A novel formulation design about water-insoluble oily drug: preparation of zedoary turmeric oil microspheres with self-emulsifying ability and evaluation in rabbits.

To enhance in vivo absorption of zedoary turmeric oil (ZTO) and develop new formulations of a water-insoluble oily drug, novel ZTO microspheres with self-emulsifying ability, called self-emulsifying microspheres here, were prepared in a liquid system by the quasi-emulsion solvent diffusion method. The microspheres containing hydroxypropyl methylcellulose acetate succinate (HPMCAS-LG), Talc and Aerosil 200 formed the stable surfactant-free emulsion when exposed to the pH 6.8 phosphate buffer, and were significantly different from the conventional self-emulsifying systems (SES), defined as isotropic mixtures of oil, surfactant and drug. Micromeritic properties, the efficiency of emulsification and the drug-release rate of the resultant microspheres were investigated. The bioavailability of the microspheres to the conventional self-emulsifying formulation for oral administration was evaluated in 12 healthy rabbits. A HPLC method was employed to determine the plasma concentration of Germacrone, an indexical component found in ZTO. The release rates of ZTO and Germacrone from the microspheres were enhanced significantly with increasing amounts of dispersing agents, and the efficiency of self-emulsification greatly depended on the HPMCAS-LG/Aerosil 200 ratio. The emulsion droplets released from the microspheres were much smaller than that of the conventional SES. The microsphere bioavailability (F) to the conventional SES for oral administration was 157.7%. Our method greatly improved the bioavailability of the water-insoluble oily drug from the self-emulsifying microspheres over the conventional SES and it is useful for the oily drug to form solid preparations.
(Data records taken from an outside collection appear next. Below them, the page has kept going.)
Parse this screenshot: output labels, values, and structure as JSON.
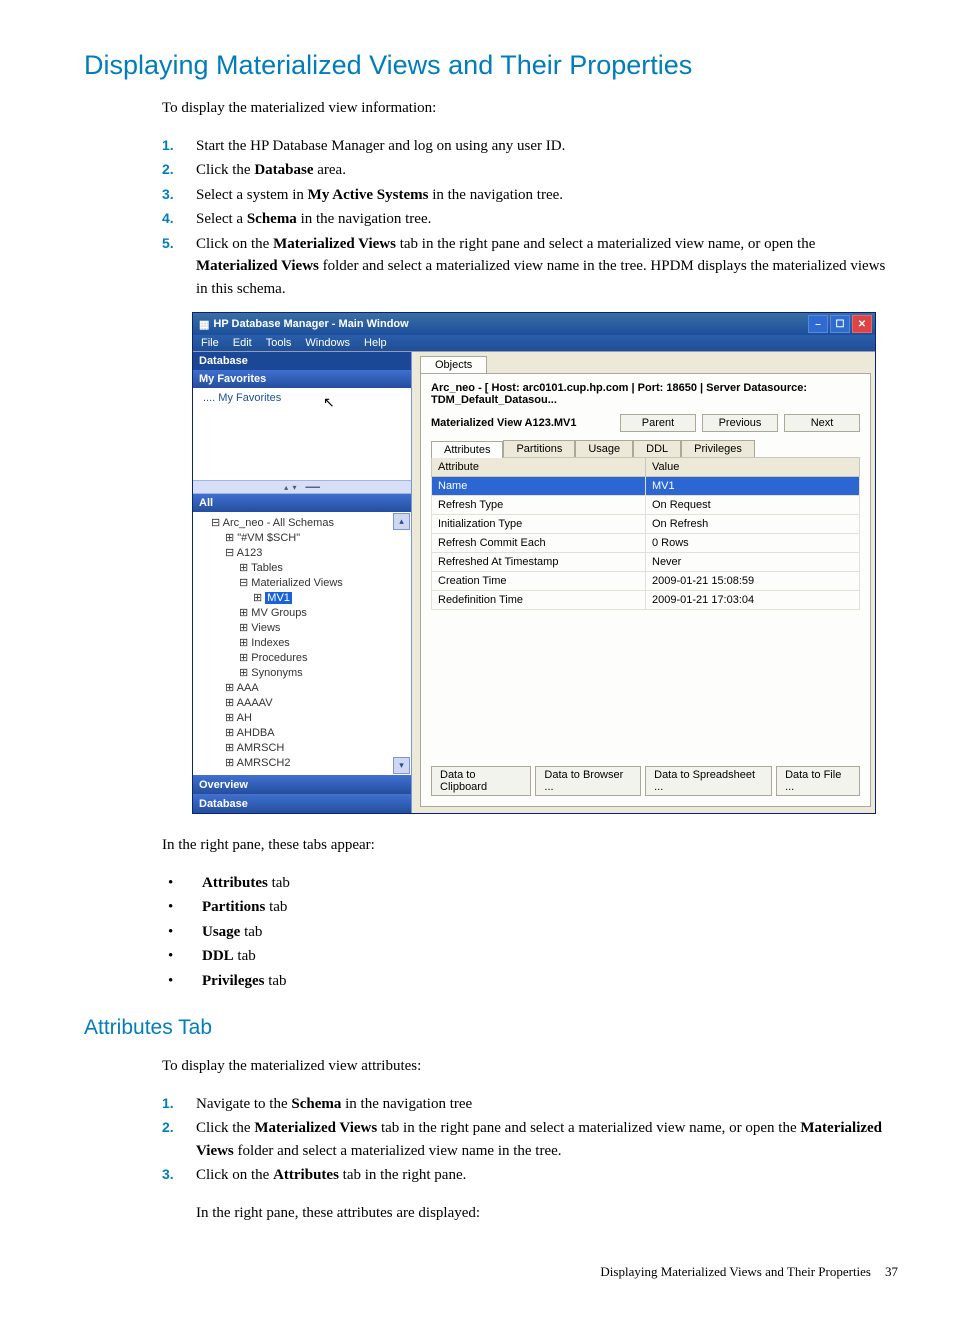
{
  "doc": {
    "title": "Displaying Materialized Views and Their Properties",
    "intro": "To display the materialized view information:",
    "steps": [
      "Start the HP Database Manager and log on using any user ID.",
      "Click the Database area.",
      "Select a system in My Active Systems in the navigation tree.",
      "Select a Schema in the navigation tree.",
      "Click on the Materialized Views tab in the right pane and select a materialized view name, or open the Materialized Views folder and select a materialized view name in the tree. HPDM displays the materialized views in this schema."
    ],
    "after_img": "In the right pane, these tabs appear:",
    "tabs_list": [
      "Attributes",
      "Partitions",
      "Usage",
      "DDL",
      "Privileges"
    ],
    "sub_title": "Attributes Tab",
    "sub_intro": "To display the materialized view attributes:",
    "sub_steps": [
      "Navigate to the Schema in the navigation tree",
      "Click the Materialized Views tab in the right pane and select a materialized view name, or open the Materialized Views folder and select a materialized view name in the tree.",
      "Click on the Attributes tab in the right pane."
    ],
    "sub_after": "In the right pane, these attributes are displayed:",
    "footer_text": "Displaying Materialized Views and Their Properties",
    "footer_num": "37"
  },
  "window": {
    "title": "HP Database Manager - Main Window",
    "menu": [
      "File",
      "Edit",
      "Tools",
      "Windows",
      "Help"
    ],
    "left": {
      "database": "Database",
      "favorites_header": "My Favorites",
      "favorites_node": "My Favorites",
      "all_header": "All",
      "tree": [
        "Arc_neo - All Schemas",
        "\"#VM $SCH\"",
        "A123",
        "Tables",
        "Materialized Views",
        "MV1",
        "MV Groups",
        "Views",
        "Indexes",
        "Procedures",
        "Synonyms",
        "AAA",
        "AAAAV",
        "AH",
        "AHDBA",
        "AMRSCH",
        "AMRSCH2"
      ],
      "overview": "Overview",
      "database_footer": "Database"
    },
    "right": {
      "objects_tab": "Objects",
      "breadcrumb": "Arc_neo - [ Host: arc0101.cup.hp.com | Port: 18650 | Server Datasource: TDM_Default_Datasou...",
      "mv_label": "Materialized View A123.MV1",
      "nav_buttons": [
        "Parent",
        "Previous",
        "Next"
      ],
      "tabs": [
        "Attributes",
        "Partitions",
        "Usage",
        "DDL",
        "Privileges"
      ],
      "col_attr": "Attribute",
      "col_val": "Value",
      "rows": [
        {
          "a": "Name",
          "v": "MV1"
        },
        {
          "a": "Refresh Type",
          "v": "On Request"
        },
        {
          "a": "Initialization Type",
          "v": "On Refresh"
        },
        {
          "a": "Refresh Commit Each",
          "v": "0 Rows"
        },
        {
          "a": "Refreshed At Timestamp",
          "v": "Never"
        },
        {
          "a": "Creation Time",
          "v": "2009-01-21 15:08:59"
        },
        {
          "a": "Redefinition Time",
          "v": "2009-01-21 17:03:04"
        }
      ],
      "export_buttons": [
        "Data to Clipboard",
        "Data to Browser ...",
        "Data to Spreadsheet ...",
        "Data to File ..."
      ]
    }
  }
}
[Absorption of zedoary oil in rat intestine using in situ single pass perfusion model].

AIM: To study the absorption of zedoary oil in intestine of rat. METHODS: In situ single pass perfusion model was used and the concentrations of three components in perfusate were determined by HPLC in combination with diode array detection. RESULTS: The P(app) s of curcumol, curdione and germacrone were all low and had no significant difference (P > 0.05) at zedoary oil concentration of 0.4, 0.8 and 1.2 mg x mL(-1) in transmucosal fluid or in four different regions of intestine of rat [duodenum, jejunum, ileum, colon]. The absorption rates of germacrone and curdione were faster than curcumol's in this study. CONCLUSION: The zedoary oil concentration in transmucosal fluid had no significant effect on the P(app) s within the scope of 0.4-1.2 mg x mL(-1). The absorption of curcumol, curdione and germacrone showed the passive diffusion process, and didn't contain a special absorption window.